17.11.24
OPINIÃO: Do granito
O mestre de pensar, Jorge Luís Borges, escreveu: "Eu tenho poucas ideias e expresso-as sempre várias vezes". Tirou-me as palavras da boca, por ser o que se passa comigo: em matéria de Porto, ando às voltas e acabo no mesmo sítio.
Tais voltas incluem o que se passa por aí, mirando notícias e ouvindo pessoas acerca da cidade, meu território de sentimento e opção. Assim, foi com surpresa que li a notícia de o granito ter sido reconhecido pela UNESCO como "Pedra Património da Humanidade". Fiquei espantado não pelo facto da história da cidade poder contar-se com os seus habitantes a transformarem a pedra-mãe em urbe e património, mas por haver no mundo e entre nós quem se interesse por valores que afirmam a memória de um país.

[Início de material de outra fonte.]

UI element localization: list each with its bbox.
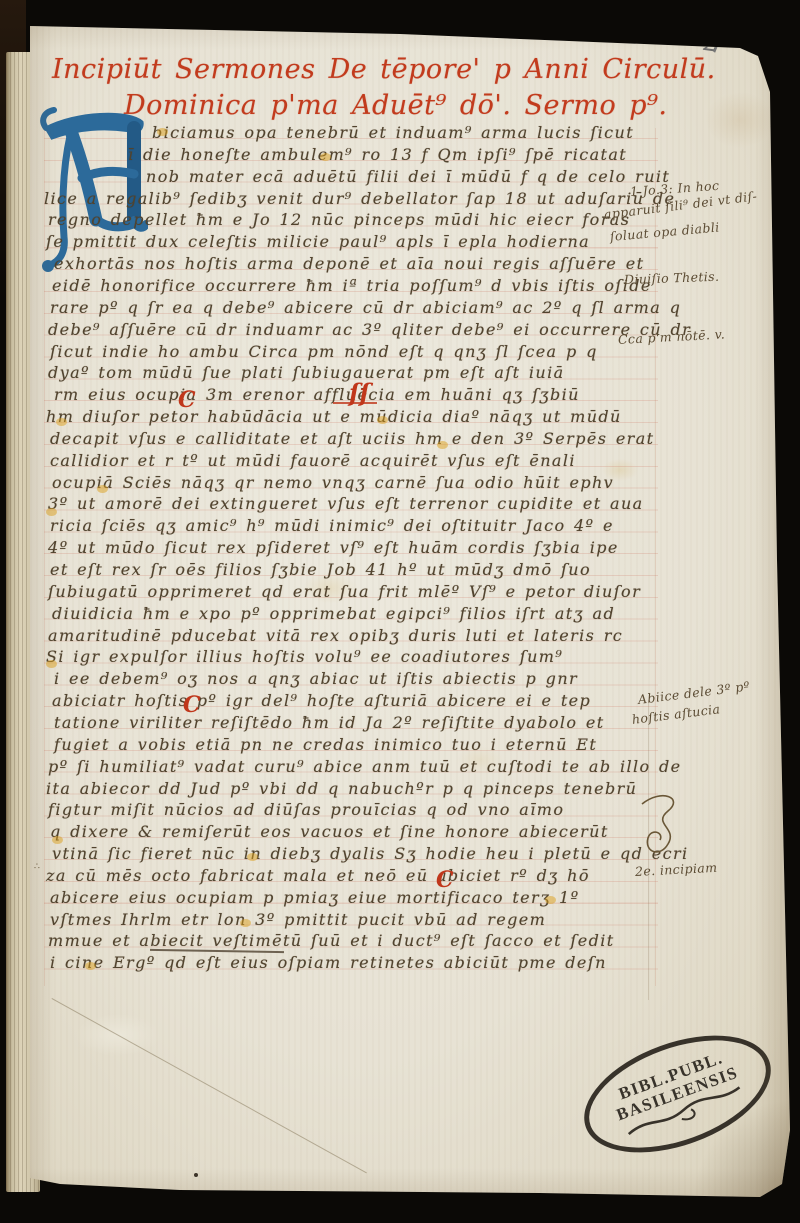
manuscript-line: figtur miſit nūcios ad diūſas prouīcias …	[48, 800, 564, 820]
manuscript-line: fugiet a vobis etiā pn ne credas inimico…	[54, 735, 597, 755]
ink-speck	[194, 1173, 198, 1177]
manuscript-line: nob mater ecā aduētū filii dei ī mūdū f …	[146, 167, 670, 187]
manuscript-line: pº ſi humiliat⁹ vadat curu⁹ abice anm tu…	[48, 757, 682, 777]
manuscript-line: ſicut indie ho ambu Circa pm nōnd eſt q …	[50, 342, 598, 362]
red-paragraph-mark: C	[178, 389, 196, 411]
manuscript-line: Si igr expulſor illius hoſtis volu⁹ ee c…	[46, 647, 563, 667]
red-paragraph-mark: C	[183, 694, 201, 716]
yellow-highlight-dab	[320, 153, 331, 161]
manuscript-line: rare pº q ſr ea q debe⁹ abicere cū dr ab…	[50, 298, 681, 318]
manuscript-line: tatione viriliter reſiſtēdo ħm id Ja 2º …	[54, 713, 605, 733]
manuscript-line: i cine Ergº qd eſt eius oſpiam retinetes…	[50, 953, 607, 973]
manuscript-line: regno depellet ħm e Jo 12 nūc pinceps mū…	[48, 210, 630, 230]
parchment-crease	[52, 998, 367, 1173]
yellow-highlight-dab	[377, 416, 388, 424]
manuscript-photo: Incipiūt Sermones De tēpore' p Anni Circ…	[0, 0, 800, 1223]
manuscript-line: i ee debem⁹ oʒ nos a qnʒ abiac ut iſtis …	[54, 669, 578, 689]
manuscript-line: 4º ut mūdo ſicut rex pſideret vſ⁹ eſt hu…	[48, 538, 619, 558]
yellow-highlight-dab	[85, 962, 96, 970]
red-underline	[333, 402, 377, 404]
manuscript-line: dyaº tom mūdū ſue plati ſubiugauerat pm …	[48, 363, 565, 383]
manuscript-line: ricia ſciēs qʒ amic⁹ h⁹ mūdi inimic⁹ dei…	[50, 516, 614, 536]
manuscript-line: amaritudinē pducebat vitā rex opibʒ duri…	[48, 626, 623, 646]
yellow-highlight-dab	[240, 919, 251, 927]
yellow-highlight-dab	[157, 128, 168, 136]
manuscript-line: q dixere & remiſerūt eos vacuos et ſine …	[50, 822, 609, 842]
rubric-heading-line2: Dominica p'ma Aduēt⁹ dō'. Sermo p⁹.	[124, 90, 668, 121]
yellow-highlight-dab	[545, 896, 556, 904]
manuscript-line: ocupiā Sciēs nāqʒ qr nemo vnqʒ carnē ſua…	[52, 473, 614, 493]
manuscript-line: lice a regalib⁹ ſedibʒ venit dur⁹ debell…	[44, 189, 675, 209]
parchment-page: Incipiūt Sermones De tēpore' p Anni Circ…	[0, 0, 800, 1223]
manuscript-line: abiciatr hoſtis pº igr del⁹ hoſte aſturi…	[52, 691, 591, 711]
manuscript-line: debe⁹ aſſuēre cū dr induamr ac 3º qliter…	[48, 320, 691, 340]
manuscript-line: vtinā ſic fieret nūc in diebʒ dyalis Sʒ …	[52, 844, 689, 864]
manuscript-line: exhortās nos hoſtis arma deponē et aīa n…	[54, 254, 644, 274]
manuscript-line: decapit vſus e calliditate et aſt uciis …	[50, 429, 655, 449]
manuscript-line: ſe pmittit dux celeſtis milicie paul⁹ ap…	[46, 232, 590, 252]
manuscript-line: hm diuſor petor habūdācia ut e mūdicia d…	[46, 407, 622, 427]
manuscript-line: za cū mēs octo fabricat mala et neō eū a…	[46, 866, 590, 886]
red-paragraph-mark: C	[436, 869, 454, 891]
manuscript-line: vſtmes Ihrlm etr lon 3º pmittit pucit vb…	[50, 910, 546, 930]
manuscript-line: biciamus opa tenebrū et induam⁹ arma luc…	[152, 123, 634, 143]
manuscript-line: abicere eius ocupiam p pmiaʒ eiue mortif…	[50, 888, 580, 908]
yellow-highlight-dab	[52, 836, 63, 844]
manuscript-line: callidior et r tº ut mūdi fauorē acquirē…	[50, 451, 576, 471]
yellow-highlight-dab	[97, 485, 108, 493]
rubric-heading-line1: Incipiūt Sermones De tēpore' p Anni Circ…	[52, 54, 716, 85]
library-stamp: BIBL.PUBL. BASILEENSIS	[568, 1013, 786, 1176]
manuscript-line: eidē honorifice occurrere ħm iª tria poſ…	[52, 276, 652, 296]
manuscript-line: ſubiugatū opprimeret qd erat ſua frit ml…	[48, 582, 641, 602]
manuscript-line: diuidicia ħm e xpo pº opprimebat egipci⁹…	[52, 604, 615, 624]
yellow-highlight-dab	[247, 853, 258, 861]
yellow-highlight-dab	[437, 441, 448, 449]
margin-note: Diuiſio Thetis.	[624, 269, 720, 287]
manuscript-line: ī die honeſte ambulem⁹ ro 13 f Qm ipſi⁹ …	[128, 145, 627, 165]
manuscript-line: mmue et abiecit veſtimētū ſuū et i duct⁹…	[48, 931, 615, 951]
manuscript-line: ita abiecor dd Jud pº vbi dd q nabuchºr …	[46, 779, 637, 799]
manuscript-line: rm eius ocupia 3m erenor affluēcia em hu…	[54, 385, 580, 405]
folio-number: 2	[702, 27, 722, 58]
yellow-highlight-dab	[46, 660, 57, 668]
pen-trial-flourish-icon	[636, 788, 700, 860]
margin-dots: ∴	[34, 862, 40, 872]
yellow-highlight-dab	[56, 418, 67, 426]
manuscript-line: et eſt rex ſr oēs filios ſʒbie Job 41 hº…	[50, 560, 591, 580]
manuscript-line: 3º ut amorē dei extingueret vſus eſt ter…	[48, 494, 644, 514]
yellow-highlight-dab	[46, 508, 57, 516]
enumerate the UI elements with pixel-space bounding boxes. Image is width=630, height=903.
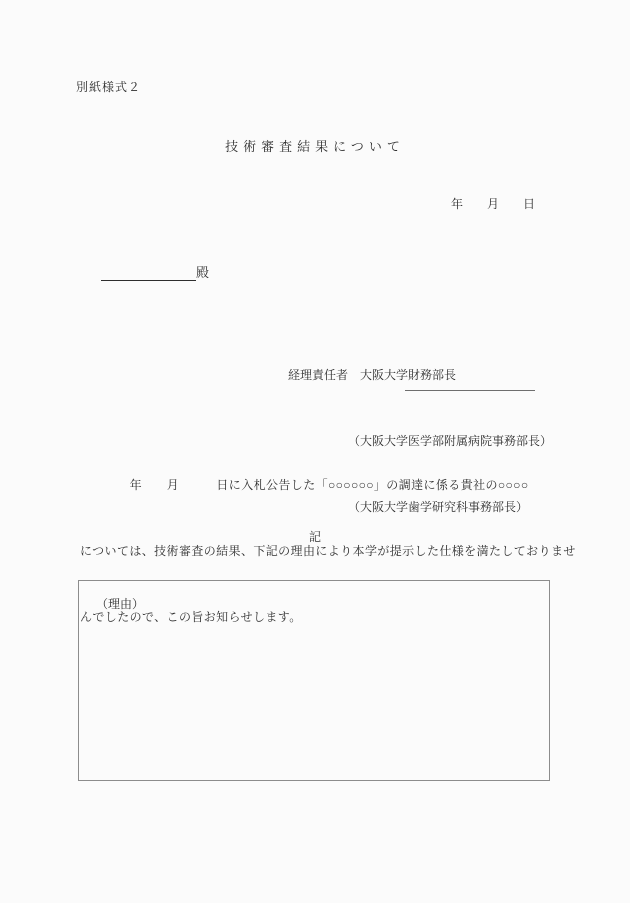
form-label: 別紙様式２ (76, 78, 141, 95)
sender-role-line: 経理責任者 大阪大学財務部長 (288, 364, 552, 386)
reason-box-label: （理由） (96, 595, 144, 612)
record-marker: 記 (0, 528, 630, 545)
body-line-1: 年 月 日に入札公告した「○○○○○○」の調達に係る貴社の○○○○ (80, 474, 576, 496)
document-title: 技術審査結果について (0, 136, 630, 155)
signature-underline (405, 390, 535, 391)
addressee-blank-underline (101, 266, 196, 281)
date-line: 年 月 日 (451, 195, 535, 212)
addressee-line: 殿 (88, 246, 209, 297)
document-page: 別紙様式２ 技術審査結果について 年 月 日 殿 経理責任者 大阪大学財務部長 … (0, 0, 630, 903)
addressee-honorific: 殿 (196, 265, 209, 280)
reason-box: （理由） (78, 580, 550, 781)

Vem dos primórdios do Burgo a ligação com o granito. O seu crescimento fez-se à custa das pedreiras nele disponíveis e a partir do séc. XVIII surgem referências precisas à sua actividade. Numa acta da Irmandade dos Clérigos, lê-se que "explorava uma pedreira no Monte" (certamente o Pedral de onde, para a abertura da Rua da Constituição, foram retiradas toneladas de pedra). Aquela Irmandade adiantava que "a pedraria de qualidade era comprada fora".
Em 1791, da pedreira da Arrábida foi extraída o granito para entulhar parte da margem direita da Barra do Douro e, em 1852, a imprensa noticiava que "para a construção da estrada marginal" já se viam pedras saídas da pedreira da Torre da Marca (tal extracção permitiu a abertura da Rua da Restauração).
(E falando de pedreiras: uma há que nem devia existir. A da Av. da Ponte, punhal espetado no nosso coração.)